26th Sep2025

‘Ouija Castle’ VOD Review

by Phil Wheat

Stars: Adam Barnett, Mya Brown, Benedict Clarke, Charlotte Jackson Coleman, Lora Hristova, Lila Lasso, Sophie Rankin, Kate Sandison, Danielle Scott, Zhana Soltani, Chrissie Wunna | Written by Jasmine Ebony Thomas | Directed by Louisa Warren

The latest fairytale horror from director Louisa Warren and her Champdog Films production company – something of a follow-up to Cinderella’s Curse, Ouija Castle started out life as Sleeping Beauty Massacre before being retitled – undoubtedly for fear of being the subject of litigation. Our maybe to fool people into connecting it with the myriad of other “Ouija” movies that have NOTHING to do with each other. Either way, knowing that this should have been a Sleeping Beauty movie actually helps fill in some of the blanks in the script early doors!

Following the death of King Alexander, the once-thriving kingdom slips into chaos as Queen Primrose (Charlotte Jackson Coleman) takes the throne. The queen, distrustful of her own daughter, Princess Thalia, fearing she could challenge her rule, strikes a deal with Queen Velma. However, Queen Velma has her own motivations – forcing Prince Edison to marry her daughters, Princess Sofia to unite the kingdoms and rule them herself… Velma is beholden to a dark master and uses a grotesque ouija board to conjure a dark enchantment that traps Thalia in an endless slumber. See told you this was Sleeping Beauty!

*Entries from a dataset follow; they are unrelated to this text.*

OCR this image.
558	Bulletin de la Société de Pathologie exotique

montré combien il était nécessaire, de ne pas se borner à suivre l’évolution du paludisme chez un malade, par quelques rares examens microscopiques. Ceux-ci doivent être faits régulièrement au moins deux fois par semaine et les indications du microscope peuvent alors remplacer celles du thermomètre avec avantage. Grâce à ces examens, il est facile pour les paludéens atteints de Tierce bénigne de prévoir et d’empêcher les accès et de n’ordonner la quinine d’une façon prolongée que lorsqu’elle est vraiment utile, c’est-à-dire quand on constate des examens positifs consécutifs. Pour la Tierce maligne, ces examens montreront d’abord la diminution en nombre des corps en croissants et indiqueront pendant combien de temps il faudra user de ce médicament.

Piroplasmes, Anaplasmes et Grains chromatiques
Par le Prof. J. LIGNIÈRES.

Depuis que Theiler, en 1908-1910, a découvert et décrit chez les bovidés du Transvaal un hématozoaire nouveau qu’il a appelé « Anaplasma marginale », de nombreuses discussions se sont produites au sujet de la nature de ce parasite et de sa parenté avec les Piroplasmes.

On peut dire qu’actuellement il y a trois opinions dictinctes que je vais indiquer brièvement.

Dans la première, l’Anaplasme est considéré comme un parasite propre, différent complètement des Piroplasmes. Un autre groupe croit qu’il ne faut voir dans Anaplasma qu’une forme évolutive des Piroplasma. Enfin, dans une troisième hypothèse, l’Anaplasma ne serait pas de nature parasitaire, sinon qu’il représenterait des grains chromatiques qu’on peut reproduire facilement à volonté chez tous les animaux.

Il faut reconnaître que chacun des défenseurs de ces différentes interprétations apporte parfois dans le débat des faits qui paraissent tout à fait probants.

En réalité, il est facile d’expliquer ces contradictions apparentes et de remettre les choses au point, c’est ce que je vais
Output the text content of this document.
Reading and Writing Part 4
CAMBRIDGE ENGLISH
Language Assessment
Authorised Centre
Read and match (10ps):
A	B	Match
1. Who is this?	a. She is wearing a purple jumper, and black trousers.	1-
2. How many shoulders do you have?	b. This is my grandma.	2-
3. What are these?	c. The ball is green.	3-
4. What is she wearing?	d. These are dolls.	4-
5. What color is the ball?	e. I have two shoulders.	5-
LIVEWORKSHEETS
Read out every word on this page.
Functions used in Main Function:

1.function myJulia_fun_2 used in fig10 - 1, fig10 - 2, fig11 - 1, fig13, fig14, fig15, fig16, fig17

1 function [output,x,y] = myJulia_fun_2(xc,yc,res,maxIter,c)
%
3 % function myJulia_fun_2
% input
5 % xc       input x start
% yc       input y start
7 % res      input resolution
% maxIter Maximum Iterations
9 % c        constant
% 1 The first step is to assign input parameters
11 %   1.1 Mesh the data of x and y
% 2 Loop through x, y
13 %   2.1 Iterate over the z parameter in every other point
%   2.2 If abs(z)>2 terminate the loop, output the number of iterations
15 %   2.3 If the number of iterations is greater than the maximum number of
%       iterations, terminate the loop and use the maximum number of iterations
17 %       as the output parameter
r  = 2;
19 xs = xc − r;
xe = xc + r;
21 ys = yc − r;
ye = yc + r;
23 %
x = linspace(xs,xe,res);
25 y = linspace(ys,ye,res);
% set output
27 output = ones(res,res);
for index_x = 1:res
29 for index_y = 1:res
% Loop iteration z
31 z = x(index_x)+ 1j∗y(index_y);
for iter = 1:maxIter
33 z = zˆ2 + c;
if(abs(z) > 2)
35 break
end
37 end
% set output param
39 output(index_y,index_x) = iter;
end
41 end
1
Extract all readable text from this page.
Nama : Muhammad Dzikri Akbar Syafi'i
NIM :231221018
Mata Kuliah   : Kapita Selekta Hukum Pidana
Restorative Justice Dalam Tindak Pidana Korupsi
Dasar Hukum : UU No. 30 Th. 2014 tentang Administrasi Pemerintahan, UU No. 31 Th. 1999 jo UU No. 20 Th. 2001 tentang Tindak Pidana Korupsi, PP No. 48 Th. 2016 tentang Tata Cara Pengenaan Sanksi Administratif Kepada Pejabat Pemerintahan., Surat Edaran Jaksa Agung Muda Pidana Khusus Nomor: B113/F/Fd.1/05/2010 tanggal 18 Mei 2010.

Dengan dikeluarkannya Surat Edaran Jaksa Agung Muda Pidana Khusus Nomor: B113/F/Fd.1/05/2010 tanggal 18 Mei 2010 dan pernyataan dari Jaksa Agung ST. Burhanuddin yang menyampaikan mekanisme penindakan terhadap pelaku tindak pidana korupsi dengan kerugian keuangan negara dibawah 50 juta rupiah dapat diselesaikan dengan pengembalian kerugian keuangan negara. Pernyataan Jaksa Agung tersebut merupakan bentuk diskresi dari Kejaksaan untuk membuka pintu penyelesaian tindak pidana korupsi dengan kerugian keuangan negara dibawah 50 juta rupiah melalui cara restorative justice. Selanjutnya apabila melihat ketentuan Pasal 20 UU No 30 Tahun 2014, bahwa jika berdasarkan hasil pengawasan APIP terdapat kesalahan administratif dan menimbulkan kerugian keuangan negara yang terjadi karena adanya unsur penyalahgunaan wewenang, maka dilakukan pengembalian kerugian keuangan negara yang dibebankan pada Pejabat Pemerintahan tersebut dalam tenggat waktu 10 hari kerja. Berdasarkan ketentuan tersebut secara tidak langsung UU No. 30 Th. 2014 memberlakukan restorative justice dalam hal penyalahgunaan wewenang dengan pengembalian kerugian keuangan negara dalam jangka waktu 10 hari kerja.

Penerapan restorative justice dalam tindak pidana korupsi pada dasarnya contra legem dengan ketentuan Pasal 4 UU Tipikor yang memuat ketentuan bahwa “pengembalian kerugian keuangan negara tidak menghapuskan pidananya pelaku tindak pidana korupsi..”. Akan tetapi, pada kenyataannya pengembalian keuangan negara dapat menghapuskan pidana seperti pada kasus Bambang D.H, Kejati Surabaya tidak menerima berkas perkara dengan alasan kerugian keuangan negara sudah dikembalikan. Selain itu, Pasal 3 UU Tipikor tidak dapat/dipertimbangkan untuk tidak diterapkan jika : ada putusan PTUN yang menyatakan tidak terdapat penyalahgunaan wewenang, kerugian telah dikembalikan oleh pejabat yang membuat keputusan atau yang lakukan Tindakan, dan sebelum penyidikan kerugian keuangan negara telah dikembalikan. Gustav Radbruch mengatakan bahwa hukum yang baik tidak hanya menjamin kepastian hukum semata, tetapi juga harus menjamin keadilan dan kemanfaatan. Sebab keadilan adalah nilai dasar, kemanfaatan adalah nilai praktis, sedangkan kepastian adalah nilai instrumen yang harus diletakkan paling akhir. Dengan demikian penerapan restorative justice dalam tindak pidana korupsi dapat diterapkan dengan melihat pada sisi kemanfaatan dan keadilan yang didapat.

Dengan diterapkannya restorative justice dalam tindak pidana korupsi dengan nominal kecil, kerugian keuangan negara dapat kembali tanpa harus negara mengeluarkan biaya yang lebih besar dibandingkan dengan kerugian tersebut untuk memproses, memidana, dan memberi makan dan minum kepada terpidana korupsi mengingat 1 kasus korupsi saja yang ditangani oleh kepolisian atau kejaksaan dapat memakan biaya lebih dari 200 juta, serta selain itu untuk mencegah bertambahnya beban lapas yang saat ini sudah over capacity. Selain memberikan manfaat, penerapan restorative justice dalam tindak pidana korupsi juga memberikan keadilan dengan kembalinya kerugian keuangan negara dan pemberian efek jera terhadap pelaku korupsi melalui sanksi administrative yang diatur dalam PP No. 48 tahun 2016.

Eventually, after being raped in her sleep one too many times by servant Leyland (Adam Barnett) – who may or may not be the father of the babies our sleepy heroine is carrying, even in slumber – Princess Thalia awakens and that gets Queen Velma REALLY mad. So mad that she kidnaps Thalia, takes her babies from her and uses them in a blood ritual alongside her daughter, Princess Sofia. But where’s Prince Edison in all this, you may ask? Well, he’s swanned off looking for his sister, who we know – thanks to a grisly prologue – has already died at the hands of the evil Velma… And before you ask, Velma, despite being the powerful queen of a kingdom, is merely just the wicked queen from Sleeping Beauty if she lived in her evil witch persona!

You have to hand it to director Louisa Warren and the film’s writer Jasmine Ebony Thomas; they really do not shy away from subject matter that would put off most filmmakers. It feels like Ouija Castle is harkening back to another era – the days when horror really shocked and disgusted. This is exploitation filmmaking at its best – those people who’ve only ever watched mainstream big-budget horror will no doubt be appalled by what they see here. But horror fans? They should seek this out, even more so given that it – honestly – takes Warren’s particular brand of filmmaking into a higher echelon.

Speaking of a “particular brand of filmmaking”, when you sit down to watch low-budget British genre films (especially from the likes of Proportion/Jagged Edge and Champdog), you come to expect a few things – a lot of time spent on characters talking rather than any action. And special effects created with, typically, bad CGI (and only bad because there’s no budget for them). Yet Ouija Castle belies those expectations, both in the way the horror starts from the get-go, with the story told in tandem with the introduction of the cast of characters, and the focus on PRACTICAL effects rather than CGI. For yes, this film features superb, and gloriously over-the-top, gore effects – hacking at flesh with hooks and knives, carving out intestines with an axe, smashing faces in, cannibalism, skinning, this film has it all(!) – and most are done with practical effects rather than CGI, adding a truly grisly edge to this particular fairytale fear flick. If anything, the gore is the real highlight of this film, which is – honestly – bloody refreshing (pun intended). It’s bout time we had more filmmakers producing horror films that feature gore-for-gore’s sake… besides the Terrifier franchise that is!

Things build to an eventual crescendo as, desperate for revenge, Princess Thalia strikes a deal with the same demon Velma has been working with for vengeance against Velma, her daughter and pretty much anyone who gets in her way; leading to a finale that – had the film kept its original moniker – would have REALLY lived up to the title!

Ultimately, Ouija Castle is a far cry from Louisa Warren’s early work, showing how far she has come as a filmmaker and proves, that with a decent budget and a solid premise, she can turn out a film far better than most of the films we’ve had recently that took public domain fairytales and former children’s properties and turned them into horror movies – including those from the Pooh-niverse!

****½  4.5/5

Ouija Castle is available to stream on Plex and Tubi or rent/buy on Amazon Prime now.